The next morning, Uncle Ned drives the girls and their guest into town, determined to confront Jake Garbone about the theft of his gift to the girls. When they arrive at Garbone's shop, they find it has been locked up and cleared out — to all appearances, permanently closed. Franklin Starr asks to be dropped off at the train station, saying that he has important business to attend to, and using the excuse of his ongoing headaches making him poor company, which helps to blunt Uncle Ned's objections. The girls are suspicious of Franklin's behavior, given that when they first met him, he was walking to their home, and has no luggage with him to take on his trip to an unspecified destination. Franklin returns from the ticket counter with a ticket for a later train, but suddenly excuses himself when he spies a man leaving the waiting room; the girls instantly recognize the man as Jake Garbone, who boards the currently departing train before Franklin can catch him. The girls query Franklin, who, realizing that the man he recognized and knows by a different name is the suspected thief, Jake Garbone, pretends that he made a mistake, and didn't really know the man he had just been pursuing. Franklin says that he must take the next train so that he can meet with his lawyer. The Danas leave Franklin at the station and return home to pack.
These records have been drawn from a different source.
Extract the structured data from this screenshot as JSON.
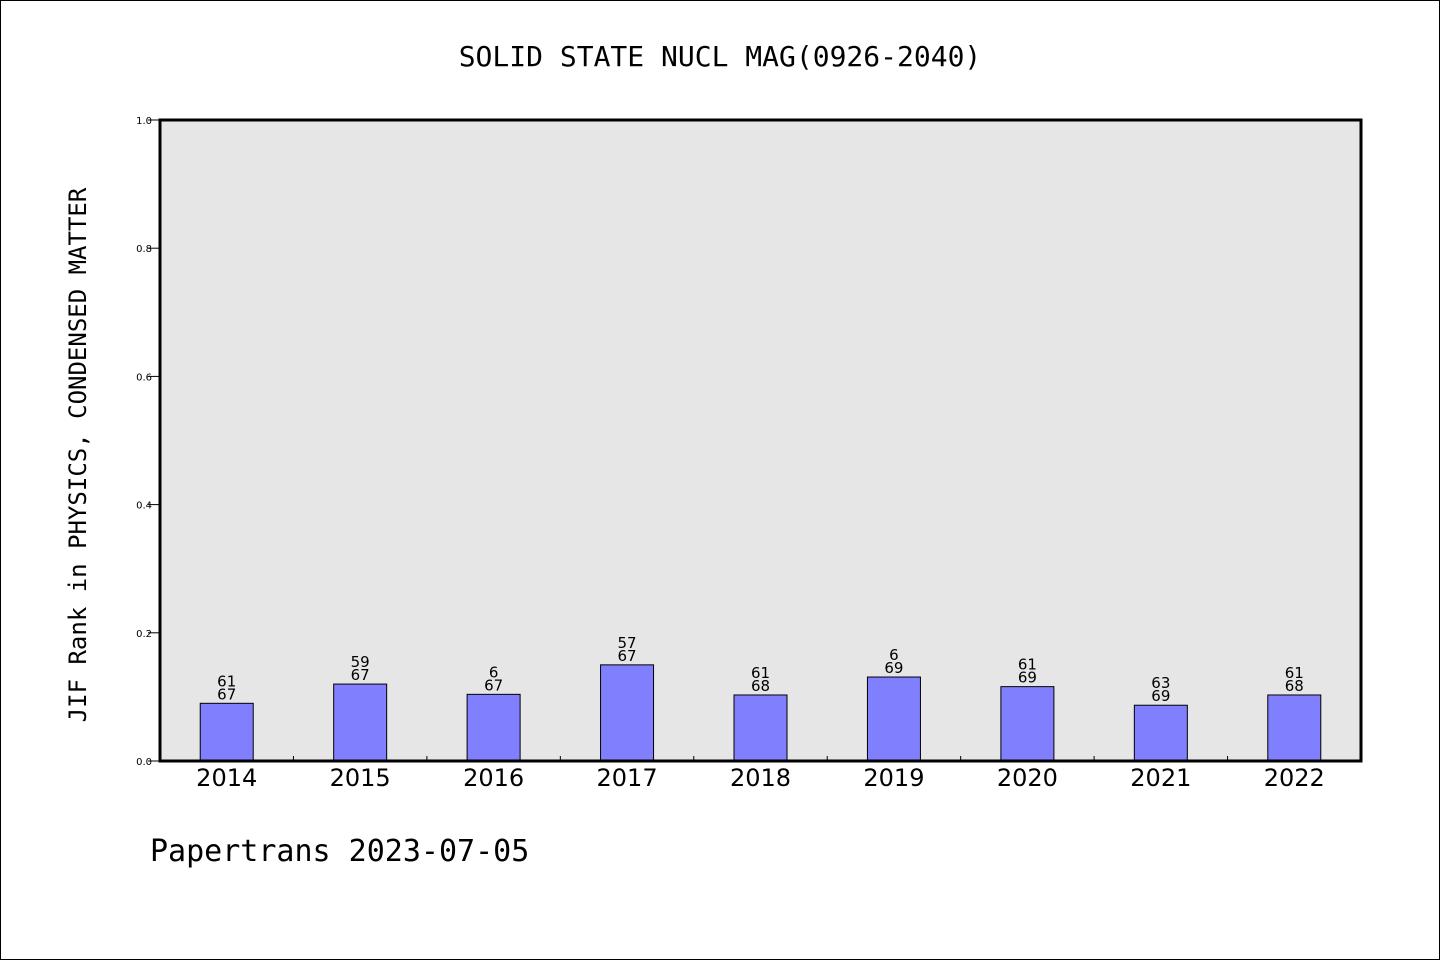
{
  "footer": {
    "text": "Papertrans 2023-07-05"
  },
  "colors": {
    "plot_background": "#e6e6e6",
    "bar_fill": "#8080ff",
    "bar_stroke": "#000000",
    "axis": "#000000"
  },
  "chart_data": {
    "type": "bar",
    "title": "SOLID STATE NUCL MAG(0926-2040)",
    "xlabel": "",
    "ylabel": "JIF Rank in PHYSICS, CONDENSED MATTER",
    "ylim": [
      0.0,
      1.0
    ],
    "yticks": [
      "0.0",
      "0.2",
      "0.4",
      "0.6",
      "0.8",
      "1.0"
    ],
    "grid": false,
    "categories": [
      "2014",
      "2015",
      "2016",
      "2017",
      "2018",
      "2019",
      "2020",
      "2021",
      "2022"
    ],
    "values": [
      0.09,
      0.12,
      0.104,
      0.15,
      0.103,
      0.131,
      0.116,
      0.087,
      0.103
    ],
    "rank": [
      "61",
      "59",
      "6",
      "57",
      "61",
      "6",
      "61",
      "63",
      "61"
    ],
    "total": [
      "67",
      "67",
      "67",
      "67",
      "68",
      "69",
      "69",
      "69",
      "68"
    ]
  }
}
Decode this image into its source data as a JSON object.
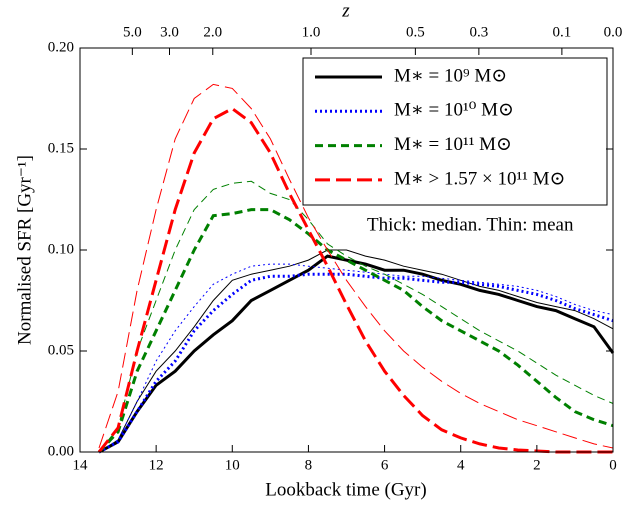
{
  "chart_data": {
    "type": "line",
    "xlabel": "Lookback time (Gyr)",
    "ylabel": "Normalised SFR [Gyr⁻¹]",
    "x2label": "z",
    "annotation": "Thick: median. Thin: mean",
    "xlim": [
      14,
      0
    ],
    "xticks": [
      14,
      12,
      10,
      8,
      6,
      4,
      2,
      0
    ],
    "ylim": [
      0,
      0.2
    ],
    "yticks": [
      {
        "value": 0,
        "label": "0.00"
      },
      {
        "value": 0.05,
        "label": "0.05"
      },
      {
        "value": 0.1,
        "label": "0.10"
      },
      {
        "value": 0.15,
        "label": "0.15"
      },
      {
        "value": 0.2,
        "label": "0.20"
      }
    ],
    "x2ticks": [
      {
        "value": 5,
        "label": "5.0"
      },
      {
        "value": 3,
        "label": "3.0"
      },
      {
        "value": 2,
        "label": "2.0"
      },
      {
        "value": 1,
        "label": "1.0"
      },
      0.5,
      0.3,
      0.1,
      {
        "value": 0,
        "label": "0.0"
      }
    ],
    "legend": "upper right",
    "x": [
      13.5,
      13,
      12.5,
      12,
      11.5,
      11,
      10.5,
      10,
      9.5,
      9,
      8.5,
      8,
      7.5,
      7,
      6.5,
      6,
      5.5,
      5,
      4.5,
      4,
      3.5,
      3,
      2.5,
      2,
      1.5,
      1,
      0.5,
      0
    ],
    "series": [
      {
        "name": "M∗ = 10⁹ M⊙",
        "color": "#000000",
        "linestyle": "solid",
        "values": [
          0,
          0.005,
          0.02,
          0.033,
          0.04,
          0.05,
          0.058,
          0.065,
          0.075,
          0.08,
          0.085,
          0.09,
          0.097,
          0.095,
          0.093,
          0.09,
          0.09,
          0.088,
          0.085,
          0.083,
          0.08,
          0.078,
          0.075,
          0.072,
          0.07,
          0.066,
          0.062,
          0.049
        ],
        "mean_values": [
          0,
          0.006,
          0.025,
          0.04,
          0.05,
          0.062,
          0.075,
          0.085,
          0.088,
          0.09,
          0.092,
          0.095,
          0.1,
          0.1,
          0.097,
          0.095,
          0.092,
          0.09,
          0.088,
          0.085,
          0.082,
          0.08,
          0.077,
          0.074,
          0.072,
          0.07,
          0.066,
          0.061
        ]
      },
      {
        "name": "M∗ = 10¹⁰ M⊙",
        "color": "#0000ff",
        "linestyle": "dotted",
        "values": [
          0,
          0.005,
          0.02,
          0.035,
          0.045,
          0.06,
          0.07,
          0.078,
          0.085,
          0.087,
          0.087,
          0.088,
          0.088,
          0.088,
          0.087,
          0.086,
          0.086,
          0.085,
          0.084,
          0.084,
          0.083,
          0.082,
          0.08,
          0.078,
          0.075,
          0.071,
          0.068,
          0.065
        ],
        "mean_values": [
          0,
          0.006,
          0.025,
          0.045,
          0.06,
          0.072,
          0.083,
          0.088,
          0.092,
          0.093,
          0.093,
          0.092,
          0.091,
          0.09,
          0.089,
          0.088,
          0.087,
          0.087,
          0.086,
          0.085,
          0.084,
          0.083,
          0.082,
          0.08,
          0.077,
          0.073,
          0.07,
          0.068
        ]
      },
      {
        "name": "M∗ = 10¹¹ M⊙",
        "color": "#008000",
        "linestyle": "dashed",
        "values": [
          0,
          0.01,
          0.04,
          0.06,
          0.08,
          0.1,
          0.117,
          0.118,
          0.12,
          0.12,
          0.115,
          0.108,
          0.1,
          0.095,
          0.09,
          0.085,
          0.08,
          0.072,
          0.065,
          0.06,
          0.055,
          0.05,
          0.043,
          0.035,
          0.027,
          0.02,
          0.016,
          0.013
        ],
        "mean_values": [
          0,
          0.012,
          0.05,
          0.075,
          0.1,
          0.12,
          0.13,
          0.133,
          0.134,
          0.128,
          0.125,
          0.115,
          0.103,
          0.097,
          0.092,
          0.088,
          0.083,
          0.078,
          0.072,
          0.066,
          0.06,
          0.055,
          0.05,
          0.044,
          0.038,
          0.033,
          0.028,
          0.024
        ]
      },
      {
        "name": "M∗ > 1.57 × 10¹¹ M⊙",
        "color": "#ff0000",
        "linestyle": "longdash",
        "values": [
          0,
          0.012,
          0.05,
          0.085,
          0.12,
          0.148,
          0.165,
          0.17,
          0.163,
          0.148,
          0.128,
          0.11,
          0.092,
          0.073,
          0.055,
          0.04,
          0.028,
          0.018,
          0.011,
          0.007,
          0.004,
          0.002,
          0.001,
          0.0005,
          0,
          0,
          0,
          0
        ],
        "mean_values": [
          0.002,
          0.03,
          0.08,
          0.12,
          0.155,
          0.175,
          0.182,
          0.18,
          0.17,
          0.155,
          0.135,
          0.116,
          0.1,
          0.085,
          0.072,
          0.06,
          0.05,
          0.042,
          0.035,
          0.029,
          0.024,
          0.02,
          0.016,
          0.013,
          0.01,
          0.007,
          0.004,
          0.002
        ]
      }
    ]
  }
}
Back at Starhurst school, the girls win the ire of rich girl Letitia Briggs, when they are awarded the nicest study in the school, the former Starr mansion library on the second floor. Lettie attempts to use the influence of her father's large fortune to persuade Mrs. Crandall to reassign the room to her, to no avail. They go into nearby Penfield antique stores, hoping to find a replacement lamp for their new study. By chance they encounter another antique lamp, alike in every detail. The girls seize the opportunity and buy the lamp, unaware that in doing so they have further alienated Lettie Briggs. They have also attracted the attention of a mysterious gypsy woman whom they will soon meet again — in the company of none other than Jake Garbone. Garbone and the gypsy woman are intent on regaining possession of the lamp, and Jake especially will stop at nothing to get it back. In the meantime, a strange handyman is found lurking repeatedly. As the girls try to solve the mystery of the lamp, they unearth little-known secrets about the history of their school and their schoolmate, Evelyn Starr, while staying one step ahead of their pursuers, and find the key to the missing Starr family jewels and a missing Starr sibling.

==Printings==

The book was originally orchid colored with green endpapers, and art deco silhouettes, with a four-color jacket featuring vignettes on the cover in apple green, lilac, black, and white. Printings through late 1936 had a frontispiece and three internal illustrations on glossy paper. Only the frontispiece was retained from 1937 forward. The jacket was later printed in turquoise, red, black and white, with the same illustration, and finally, the binding of the book changed to blue with maroon endpapers, to match the jacket. After 1943, the illustration was printed on plain paper. The series ceased printing in 1945 for four years.

The 1949 edition of the book featured a new cover in the full-color wrap style used on Nancy Drew, the Hardy Boys, and other Grosset and Dunlap series. The first four volumes of the Danas were reintroduced with new jacket art and frontispieces, but no spine symbols or numbering. The books were green with Jean and Louise illustrated on a haunted path at night on green endpages. The series drew interest again so subsequent volumes were updated and released, with spine symbols, until the publication of a new volume (already written and set for printing in 1945) in 1952; new volumes were released once a year.

In 1962, the Dana Girls switched to cream or beige spined picture covers, and went out of print in late 1968. By the Light of the Study Lamp was allowed to go out of print at that time.